I want to prove in particular this result- $$ \newcommand{\gkpSII}[2]{{\genfrac{\lbrace}{\rbrace}{0pt}{}{#1}{#2}}} \sum_{k \geq 0} \gkpSII{2k}{j} \frac{\log(q)^k}{k!} = \frac{1}{\sqrt{2\pi}} \int_0^\infty \left[ \sum_{b = \pm 1} \frac{1}{j!} \left(e^{\sqrt{2 \log(q)} t}-1\right)^j \right] e^{-t^2 / 2} dt $$
Hence to start my attempt I found this result that- $$\sum_{k \geq 0} \gkpSII{2k}{j} \frac{z^{2k}}{(2k)!} = \frac{1}{2 j!}\left[(e^z - 1)^j + (e^{-z} - 1)^j\right]$$ But I couldn't find its proof anywhere. So I need hints/answers to prove the latter result. I found this formula mentioned in a paper with this citation But I cannot understand anything in that
First notice that the RHS is of the form $\frac{f(z)+f(-z)}{2}$ which gives the even part of a generating function $f$ so it suffices to show that $$\frac{(e^z-1)^j}{j!}=\sum _{n = 0}^{\infty}{n \brace j}\frac{z^n}{n!},$$ we can start in the LHS and notice that $$e^z-1=\sum _{i = 1}^{\infty}\frac{z^i}{i!}$$ and so $$(e^z-1)^j=(z+\frac{z^2}{2!}+\cdots+\frac{z^i}{i!}+\cdots)^j=\sum _{n = j}^{\infty}z^n\sum _{\substack{a_1\cdot 1+a_2\cdot 2+\cdots a_n\cdot n = n}\\a_1+a_2+\cdots +a_n=j}\binom{j}{a_1,a_2,\cdots ,a_n}\frac{1}{\prod _{i = 1}^{n}i!^{a_i} }$$ $$=\sum _{n = j}^{\infty}\frac{z^n}{n!}\sum _{\substack{a_1\cdot 1+a_2\cdot 2+\cdots a_n\cdot n = n}\\a_1+a_2+\cdots +a_n=j}\binom{j}{a_1,a_2,\cdots ,a_n}\frac{n!}{\prod _{i = 1}^{n}i!^{a_i} },$$ this is just the binomial(multinomial? Infinomial??) theorem. So we have to show that this last result is actually ${n\brace j},$ an intuitive idea is the following. The $a_i$ can be thought of the number of blocks in a partition $\pi$ with exactly $i$ elements. So what you do is the following, you sort the $n$ elements in $n!$ ways and then you take the first $a_1$ and put each of them in a singleton, then you take the next $2\cdot a_2$ and you put them $2$ by $2$ in blocks of size $2$ and so on. But then you have to take out the order in each block, but we know that there are $a_i$ blocks of size $i$ so you divide by $i!^{a_i}.$ Also, you have to take the order in which you take each of the blocks in $a_i$ and so you have to divide by $a_1!,$ notice that the multinomial is giving this so you just gonna end it up with the $j!$ on the numerator.

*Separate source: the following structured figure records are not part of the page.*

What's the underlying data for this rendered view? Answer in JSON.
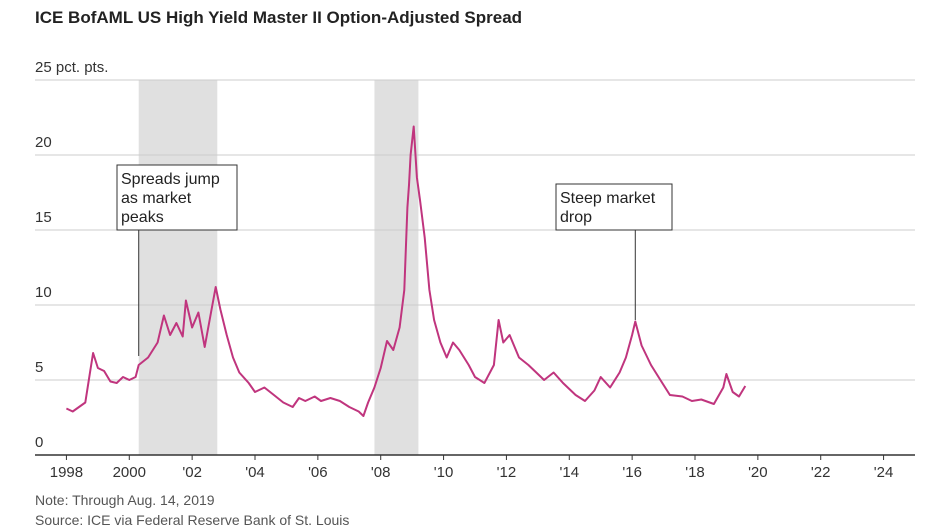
{
  "chart_data": {
    "type": "line",
    "title": "ICE BofAML US High Yield Master II Option-Adjusted Spread",
    "notes": [
      "Note: Through Aug. 14, 2019",
      "Source: ICE via Federal Reserve Bank of St. Louis"
    ],
    "xlim": [
      1997,
      2025
    ],
    "ylim": [
      0,
      25
    ],
    "xticks": [
      1998,
      2000,
      {
        "value": 2002,
        "label": "'02"
      },
      {
        "value": 2004,
        "label": "'04"
      },
      {
        "value": 2006,
        "label": "'06"
      },
      {
        "value": 2008,
        "label": "'08"
      },
      {
        "value": 2010,
        "label": "'10"
      },
      {
        "value": 2012,
        "label": "'12"
      },
      {
        "value": 2014,
        "label": "'14"
      },
      {
        "value": 2016,
        "label": "'16"
      },
      {
        "value": 2018,
        "label": "'18"
      },
      {
        "value": 2020,
        "label": "'20"
      },
      {
        "value": 2022,
        "label": "'22"
      },
      {
        "value": 2024,
        "label": "'24"
      }
    ],
    "yticks": [
      0,
      5,
      10,
      15,
      20,
      {
        "value": 25,
        "label": "25 pct. pts."
      }
    ],
    "grid": true,
    "shaded_periods": [
      [
        2000.3,
        2002.8
      ],
      [
        2007.8,
        2009.2
      ]
    ],
    "shade_color": "#e0e0e0",
    "annotations": [
      {
        "lines": [
          "Spreads jump",
          "as market",
          "peaks"
        ],
        "x": 2000.3,
        "y": 6.6
      },
      {
        "lines": [
          "Steep market",
          "drop"
        ],
        "x": 2016.1,
        "y": 9
      }
    ],
    "series": [
      {
        "color": "#c0357e",
        "x": [
          1998.0,
          1998.2,
          1998.4,
          1998.6,
          1998.75,
          1998.85,
          1999.0,
          1999.2,
          1999.4,
          1999.6,
          1999.8,
          2000.0,
          2000.2,
          2000.3,
          2000.6,
          2000.9,
          2001.1,
          2001.3,
          2001.5,
          2001.7,
          2001.8,
          2002.0,
          2002.2,
          2002.4,
          2002.6,
          2002.75,
          2002.9,
          2003.1,
          2003.3,
          2003.5,
          2003.8,
          2004.0,
          2004.3,
          2004.6,
          2004.9,
          2005.2,
          2005.4,
          2005.6,
          2005.9,
          2006.1,
          2006.4,
          2006.7,
          2007.0,
          2007.3,
          2007.45,
          2007.6,
          2007.8,
          2008.0,
          2008.2,
          2008.4,
          2008.6,
          2008.75,
          2008.85,
          2008.9,
          2008.95,
          2009.05,
          2009.15,
          2009.25,
          2009.4,
          2009.55,
          2009.7,
          2009.9,
          2010.1,
          2010.3,
          2010.5,
          2010.8,
          2011.0,
          2011.3,
          2011.6,
          2011.75,
          2011.9,
          2012.1,
          2012.4,
          2012.7,
          2012.9,
          2013.2,
          2013.5,
          2013.8,
          2014.2,
          2014.5,
          2014.8,
          2015.0,
          2015.3,
          2015.6,
          2015.8,
          2016.0,
          2016.1,
          2016.3,
          2016.6,
          2016.9,
          2017.2,
          2017.6,
          2017.9,
          2018.2,
          2018.6,
          2018.9,
          2019.0,
          2019.2,
          2019.4,
          2019.6
        ],
        "values": [
          3.1,
          2.9,
          3.2,
          3.5,
          5.5,
          6.8,
          5.8,
          5.6,
          4.9,
          4.8,
          5.2,
          5.0,
          5.2,
          6.0,
          6.5,
          7.5,
          9.3,
          8.0,
          8.8,
          7.9,
          10.3,
          8.5,
          9.5,
          7.2,
          9.5,
          11.2,
          9.7,
          8.0,
          6.5,
          5.5,
          4.8,
          4.2,
          4.5,
          4.0,
          3.5,
          3.2,
          3.8,
          3.6,
          3.9,
          3.6,
          3.8,
          3.6,
          3.2,
          2.9,
          2.6,
          3.5,
          4.5,
          5.8,
          7.6,
          7.0,
          8.5,
          11.0,
          16.5,
          18.0,
          20.0,
          21.9,
          18.5,
          17.0,
          14.5,
          11.0,
          9.0,
          7.5,
          6.5,
          7.5,
          7.0,
          6.0,
          5.2,
          4.8,
          6.0,
          9.0,
          7.5,
          8.0,
          6.5,
          6.0,
          5.6,
          5.0,
          5.5,
          4.8,
          4.0,
          3.6,
          4.3,
          5.2,
          4.5,
          5.5,
          6.5,
          8.0,
          8.9,
          7.3,
          6.0,
          5.0,
          4.0,
          3.9,
          3.6,
          3.7,
          3.4,
          4.5,
          5.4,
          4.2,
          3.9,
          4.6
        ]
      }
    ]
  }
}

Example: Take $n = 10,j=4.a_1=2,a_2=1,a_3=0,a_4=0,a_5=1$ notice that the sum of the $a_i=j$ and take an order of the $n$ elements, say $$\underbrace{1,4}_{a_1},\underbrace{3,2}_{a_2},\underbrace{9,10,6,5,8,7}_{a_5}$$ generating the partition $\{1\},\{4\},\{2,3\},\{5,6,7,8,9,10\}$